L’âme fragmentée de Hill House

24 02 2011

 

Le 26 Juin 1948, parut dans le magazine américain The New Yorker une nouvelle qu’un nombre significatif de lecteurs jugea «écœurante», «un nouveau record pour la méchanceté humaine»; bref, une nouvelle «de très mauvais goût». Un abonné écrivit pour dire que, désormais, craignant de subir un nouveau choc, il jetait ses numéros du New Yorker directement à la poubelle, sans les ouvrir. L’auteur de «La Loterie» était désormais célèbre, elle s’appelait Shirley Jackson.

Shirley Jackson est née le 14 décembre 1916, à San Francisco. Avec un tact infini, sa mère commentera plus tard que la contraception était une belle invention.
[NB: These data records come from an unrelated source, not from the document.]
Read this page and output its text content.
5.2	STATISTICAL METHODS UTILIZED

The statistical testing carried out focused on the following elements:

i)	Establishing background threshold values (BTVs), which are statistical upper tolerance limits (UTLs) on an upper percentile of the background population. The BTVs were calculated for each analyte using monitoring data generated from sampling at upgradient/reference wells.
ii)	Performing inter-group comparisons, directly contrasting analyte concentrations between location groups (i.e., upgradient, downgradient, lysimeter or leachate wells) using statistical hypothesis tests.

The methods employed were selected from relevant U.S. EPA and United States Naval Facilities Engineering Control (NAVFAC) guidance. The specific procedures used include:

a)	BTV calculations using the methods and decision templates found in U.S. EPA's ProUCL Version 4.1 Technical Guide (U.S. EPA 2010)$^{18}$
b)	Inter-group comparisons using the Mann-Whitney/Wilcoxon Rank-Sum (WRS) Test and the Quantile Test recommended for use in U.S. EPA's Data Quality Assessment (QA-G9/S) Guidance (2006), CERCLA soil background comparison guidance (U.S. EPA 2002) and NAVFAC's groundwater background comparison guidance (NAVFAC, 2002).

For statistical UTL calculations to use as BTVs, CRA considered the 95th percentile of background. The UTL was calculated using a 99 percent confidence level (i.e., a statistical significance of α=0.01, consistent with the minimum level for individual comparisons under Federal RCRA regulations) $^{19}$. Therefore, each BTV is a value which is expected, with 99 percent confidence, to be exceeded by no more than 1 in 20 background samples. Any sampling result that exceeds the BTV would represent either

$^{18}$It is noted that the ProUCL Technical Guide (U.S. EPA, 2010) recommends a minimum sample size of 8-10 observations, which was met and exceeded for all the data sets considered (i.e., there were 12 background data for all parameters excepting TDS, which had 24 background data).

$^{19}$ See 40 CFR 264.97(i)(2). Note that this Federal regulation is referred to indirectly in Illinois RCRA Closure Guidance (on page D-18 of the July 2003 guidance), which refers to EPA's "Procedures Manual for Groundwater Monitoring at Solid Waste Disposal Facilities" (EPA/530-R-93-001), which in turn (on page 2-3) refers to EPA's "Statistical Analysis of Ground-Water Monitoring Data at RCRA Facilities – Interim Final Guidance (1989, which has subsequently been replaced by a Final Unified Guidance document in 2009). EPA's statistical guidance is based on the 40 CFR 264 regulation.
Il faut préciser que Geraldine Jackson était issue d’une excellente famille, qu’elle avait épousé l’homme qui devait lui faire gravir les échelons de la société comme il faut, et que la rapide naissance (neuf mois et un jour après son mariage) de sa première fille constitua une désagréable surprise pour une femme qui espérait savourer un peu la belle vie avant de songer à une éventuelle progéniture. Pour tout aggraver, Shirley n’était pas la fille que souhaitait Geraldine. Un des enfants de Shirley Jackson emploiera plus tard pour décrire cette improbable filiation la formule: «Un poisson d’or accouchant d’un marsouin (1)». Shirley n’avait pas la beauté de Geraldine, ni sa taille fine, elle n’aurait pas son goût si sûr pour les toilettes. Mais elle était intelligente et dotée d’une forte personnalité.

Elle connaît pourtant une scolarité difficile et ne commence vraiment  à trouver sa voie qu’en entrant à l’Université de Syracuse. Là, elle écrit de la fiction, publiée dans des fanzines universitaires. Un personnage récurrent commence à se développer, il s’appelle encore Y, mais c’est en quelque sorte l’ébauche de James Harris, le Dæmon Lover, l’amant diabolique, comme dans les vieilles ballades et légendes du Nord de l’Angleterre, autour duquel tourneront plusieurs nouvelles du recueil La Loterie. Shirley rencontre Stanley Hyman, qui concentre tout ce qui pouvait horrifier ses parents tellement comme il faut: un intellectuel juif, communiste, grande gueule. Stanley l’encourage à écrire.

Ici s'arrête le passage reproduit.